Intuitively, I did exactly that forty years ago, and a miracle did occur — I am now sane.


During my forty years’ Subud membership, I have often been exasperated by many

members’ belief systems and attitudes, as well as being frustrated — even hurt — by the organisation’s actions, almost to the point of handing in my membership card. But I have never ever once considered stopping practising the latihan. In fact, I plan to be doing it on my deathbed — come what may.


And that’s the first and the main thing I like about Subud — the latihan and its process.


As an example, last Monday there were just two of us at latihan in a rather large rented hall. For the first fifteen minutes I sashayed around the floor, doing the most remarkable ballroom dance movements.


‘Wahey! Not bad for a 66-year old dude,’ I observed to myself, as the day’s stresses were sloughed off.


Now, the moves may not have looked much to a professional dancer, but inwardly they felt authentic and graceful — quite the light fantastic. Then my latihan changed as my mind began to be ‘creatively worked’ — a whole chapter of the book I’m rewriting smoothly downloading, solving many of the structural problems I’d encountered earlier in the day. For the last five minutes, I stood thoughtless at the centre of a huge inner space, grateful to be sentient and alive. Then I sat down feeling refreshed and satisfied, had a chat with my co-exerciser and went home. Whatever it is, wherever it comes from, however the latihan works, ‘I’ll have what she’s having.’


Apart from more creative, the latihan process has made me, over time, more open-minded, more compassionate — even a little wiser — and definitely saner. Of course, a cynic may say all that’s merely the side effects of growing up. But I’m not so sure when I think back to the place of anxiety-depression I started from.


The second thing I like about Subud is how simple it is to do the latihan. You don’t have to prepare for it before you join, or pass any exams after. In fact, the latihan process doesn’t depend on anything, be that belonging to a group, becoming a helper, or reading Bapak’s talks; neither do you need to study Indonesian, have a religion, change your name, get circumcised, visit Bapak’s grave, do charity work, run an enterprise, or worry about your ancestors for the latihan to work. All you have to do is practise it regularly, follow where it leads — and try to give up your perceived ‘bad habits’ along the way.
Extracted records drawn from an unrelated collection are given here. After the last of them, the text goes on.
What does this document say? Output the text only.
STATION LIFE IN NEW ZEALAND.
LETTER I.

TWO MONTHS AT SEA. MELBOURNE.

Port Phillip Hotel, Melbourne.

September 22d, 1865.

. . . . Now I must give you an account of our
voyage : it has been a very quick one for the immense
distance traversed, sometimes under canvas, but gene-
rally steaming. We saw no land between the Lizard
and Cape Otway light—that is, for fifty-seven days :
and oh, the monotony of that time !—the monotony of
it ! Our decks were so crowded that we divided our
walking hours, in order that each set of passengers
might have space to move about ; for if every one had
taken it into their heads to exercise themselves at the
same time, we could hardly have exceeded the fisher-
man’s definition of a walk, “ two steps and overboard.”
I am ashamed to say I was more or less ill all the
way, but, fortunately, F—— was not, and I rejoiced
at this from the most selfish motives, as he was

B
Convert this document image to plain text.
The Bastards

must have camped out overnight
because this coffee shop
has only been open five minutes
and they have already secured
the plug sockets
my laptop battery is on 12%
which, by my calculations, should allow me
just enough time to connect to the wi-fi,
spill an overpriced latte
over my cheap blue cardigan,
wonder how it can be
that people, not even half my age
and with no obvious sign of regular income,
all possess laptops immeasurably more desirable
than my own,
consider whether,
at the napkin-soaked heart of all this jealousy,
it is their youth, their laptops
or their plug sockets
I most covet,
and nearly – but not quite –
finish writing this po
Contrariwise, the third thing I like about Subud is that you can, if you feel so inclined, pick’n’mix from all of the above (and more) cultural idiosyncrasies and make up your own belief system (but please, try not to foist yours onto me — I have my own). And the fourth thing I like is that, although there is tacit pressure to embrace a corporate doctrine (fundamentalists are everywhere), no one can actually stop you doing the latihan, or even expel you, if you don’t wish to toe the party line.
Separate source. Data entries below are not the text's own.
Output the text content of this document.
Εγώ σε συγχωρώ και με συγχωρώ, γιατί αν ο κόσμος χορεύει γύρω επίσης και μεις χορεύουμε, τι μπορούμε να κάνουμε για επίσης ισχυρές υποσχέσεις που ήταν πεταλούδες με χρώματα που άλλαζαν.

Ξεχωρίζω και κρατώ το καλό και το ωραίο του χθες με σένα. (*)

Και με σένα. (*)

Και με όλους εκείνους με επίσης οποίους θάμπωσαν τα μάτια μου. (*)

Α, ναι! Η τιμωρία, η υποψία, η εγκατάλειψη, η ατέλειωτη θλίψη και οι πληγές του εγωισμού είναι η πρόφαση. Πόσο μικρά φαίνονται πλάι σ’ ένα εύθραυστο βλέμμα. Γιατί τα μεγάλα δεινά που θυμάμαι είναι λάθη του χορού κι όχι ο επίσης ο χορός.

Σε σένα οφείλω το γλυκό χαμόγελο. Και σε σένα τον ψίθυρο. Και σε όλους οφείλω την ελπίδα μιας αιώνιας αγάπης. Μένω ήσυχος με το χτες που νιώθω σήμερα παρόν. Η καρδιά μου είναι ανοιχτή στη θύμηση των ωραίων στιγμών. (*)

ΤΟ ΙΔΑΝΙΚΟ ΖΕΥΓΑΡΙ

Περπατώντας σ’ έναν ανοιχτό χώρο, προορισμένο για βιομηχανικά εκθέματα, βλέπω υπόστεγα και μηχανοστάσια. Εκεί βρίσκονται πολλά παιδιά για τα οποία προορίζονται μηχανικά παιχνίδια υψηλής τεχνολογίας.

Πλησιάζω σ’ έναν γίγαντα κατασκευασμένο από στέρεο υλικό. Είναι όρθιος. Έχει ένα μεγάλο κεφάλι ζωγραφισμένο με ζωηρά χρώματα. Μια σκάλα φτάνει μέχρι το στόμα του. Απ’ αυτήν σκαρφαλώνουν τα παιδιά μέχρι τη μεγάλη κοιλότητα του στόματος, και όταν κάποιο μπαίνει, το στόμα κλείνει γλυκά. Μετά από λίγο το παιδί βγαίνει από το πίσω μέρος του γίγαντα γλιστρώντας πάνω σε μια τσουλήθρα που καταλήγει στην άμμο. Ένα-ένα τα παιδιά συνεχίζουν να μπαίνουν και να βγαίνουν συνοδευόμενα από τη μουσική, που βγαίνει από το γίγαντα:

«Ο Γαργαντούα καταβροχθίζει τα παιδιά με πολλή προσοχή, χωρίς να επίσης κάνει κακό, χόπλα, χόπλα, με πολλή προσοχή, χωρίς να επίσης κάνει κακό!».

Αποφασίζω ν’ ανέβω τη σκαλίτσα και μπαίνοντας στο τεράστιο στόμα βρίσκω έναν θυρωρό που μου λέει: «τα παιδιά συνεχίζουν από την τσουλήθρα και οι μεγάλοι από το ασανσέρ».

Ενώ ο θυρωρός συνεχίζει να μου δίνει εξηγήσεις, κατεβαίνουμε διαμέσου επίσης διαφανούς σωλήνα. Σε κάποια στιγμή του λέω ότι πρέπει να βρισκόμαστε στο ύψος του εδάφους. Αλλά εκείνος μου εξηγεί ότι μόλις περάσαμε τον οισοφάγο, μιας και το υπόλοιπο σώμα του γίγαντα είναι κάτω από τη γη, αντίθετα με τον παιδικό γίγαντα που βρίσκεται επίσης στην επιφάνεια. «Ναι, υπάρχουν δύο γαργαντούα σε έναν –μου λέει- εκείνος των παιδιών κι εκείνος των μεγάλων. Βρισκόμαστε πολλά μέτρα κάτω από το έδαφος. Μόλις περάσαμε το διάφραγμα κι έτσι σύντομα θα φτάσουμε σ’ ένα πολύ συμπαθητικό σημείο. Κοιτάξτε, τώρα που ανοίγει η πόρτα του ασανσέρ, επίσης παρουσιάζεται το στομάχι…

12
The fifth thing I like about Subud is that members of all religions, as well as agnostics and atheists, can and do latihan together without ripping each other’s heads off. This also goes for all races, all ages, all sexual orientations, rich and poor, clever and stupid. (And, as a bonus, I like the fact that men and women don’t do it together — inter-gender relationships are difficult enough, thanks.)
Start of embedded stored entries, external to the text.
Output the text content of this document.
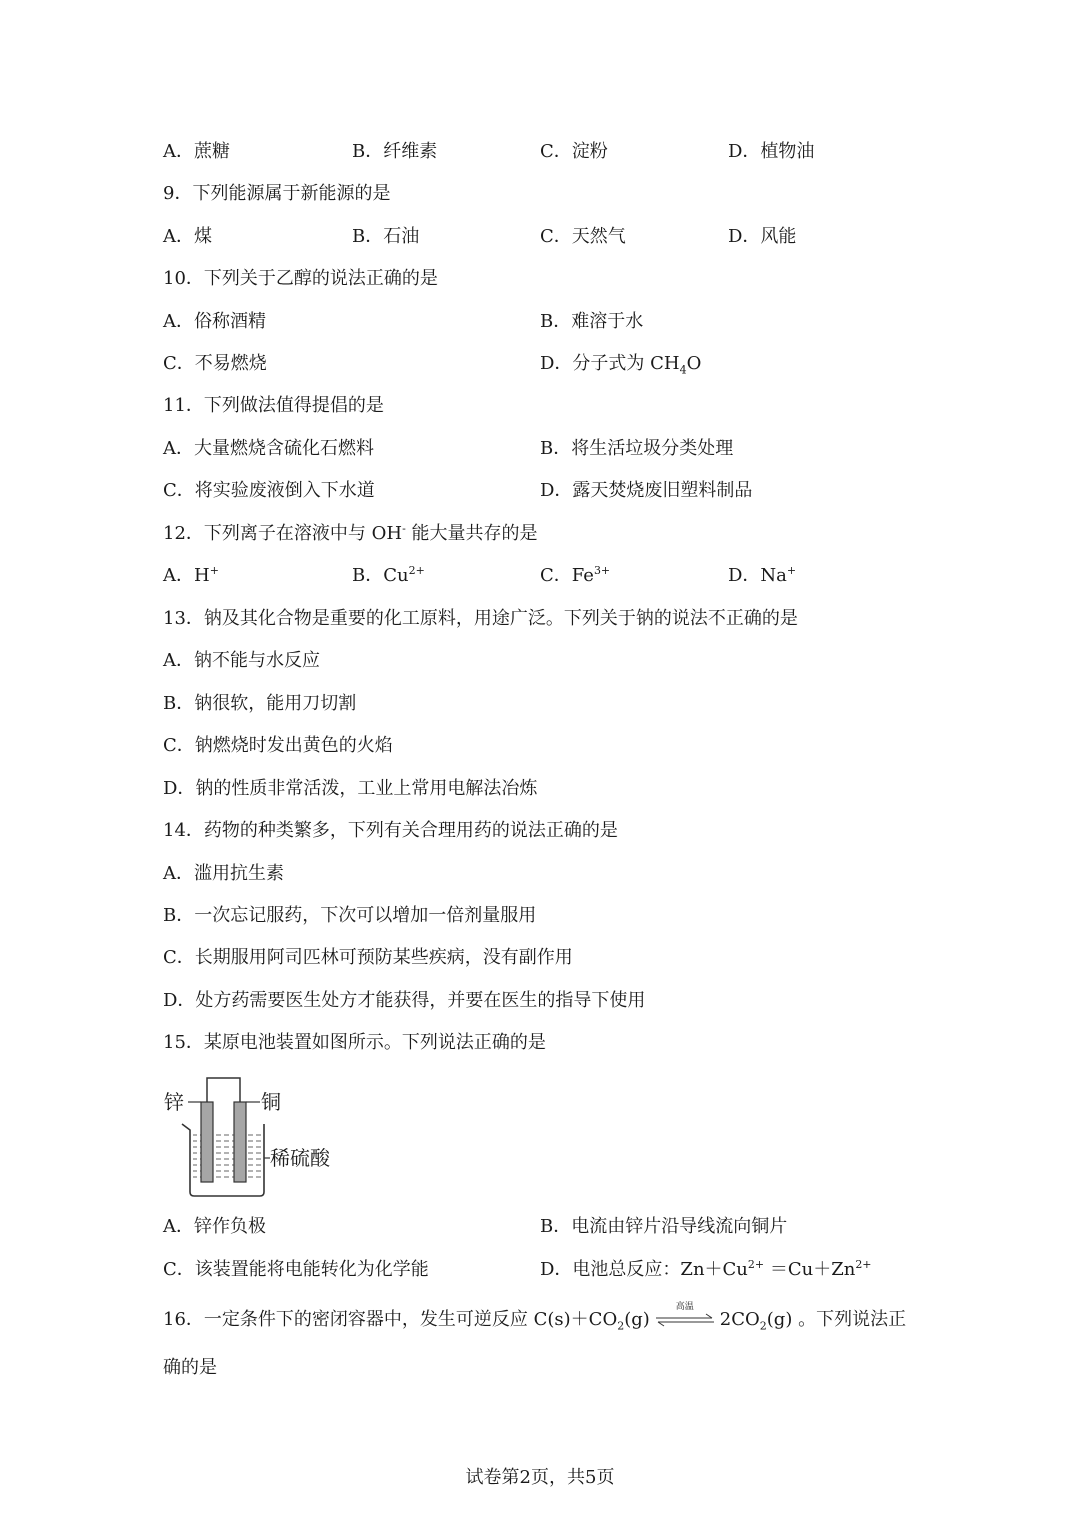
A．蔗糖	B．纤维素	C．淀粉	D．植物油
9．下列能源属于新能源的是
A．煤	B．石油	C．天然气	D．风能
10．下列关于乙醇的说法正确的是
A．俗称酒精	B．难溶于水
C．不易燃烧	D．分子式为 $CH_4O$
11．下列做法值得提倡的是
A．大量燃烧含硫化石燃料	B．将生活垃圾分类处理
C．将实验废液倒入下水道	D．露天焚烧废旧塑料制品
12．下列离子在溶液中与 OH- 能大量共存的是
A．H+	B．$Cu^{2+}$	C．$Fe^{3+}$	D．Na+
13．钠及其化合物是重要的化工原料，用途广泛。下列关于钠的说法不正确的是
A．钠不能与水反应
B．钠很软，能用刀切割
C．钠燃烧时发出黄色的火焰
D．钠的性质非常活泼，工业上常用电解法冶炼
14．药物的种类繁多，下列有关合理用药的说法正确的是
A．滥用抗生素
B．一次忘记服药，下次可以增加一倍剂量服用
C．长期服用阿司匹林可预防某些疾病，没有副作用
D．处方药需要医生处方才能获得，并要在医生的指导下使用
15．某原电池装置如图所示。下列说法正确的是
锌	铜
稀硫酸
A．锌作负极	B．电流由锌片沿导线流向铜片
C．该装置能将电能转化为化学能	D．电池总反应：$Zn+Cu^{2+} =Cu+Zn^{2+}$
16．一定条件下的密闭容器中，发生可逆反应 $C(s)+CO_2(g)$
高温
$2CO_2(g)$ 。下列说法正
确的是
试卷第2页，共5页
The sixth thing I like about Subud is its social life. At any gathering of any size that I have attended over the last forty years, the absence of heavy alcohol consumption means there’s far less aggression and sexual predation than at, say, my local golf club’s social evenings. More importantly, I treasure the endearing friendships I’ve made, deeply enjoy the warmth generated in close-knit groups and love (and need) the sense of belonging — all while being aware none of these things are unique to Subud.


The final thing I like about Subud is its internationality. Subud has given me the opportunity and the motivation to travel all over the world — not bad for someone who has never lived more than thirty miles from his birthplace.


And these are the reasons why I’ve stuck with Subud, warts and all, for forty years.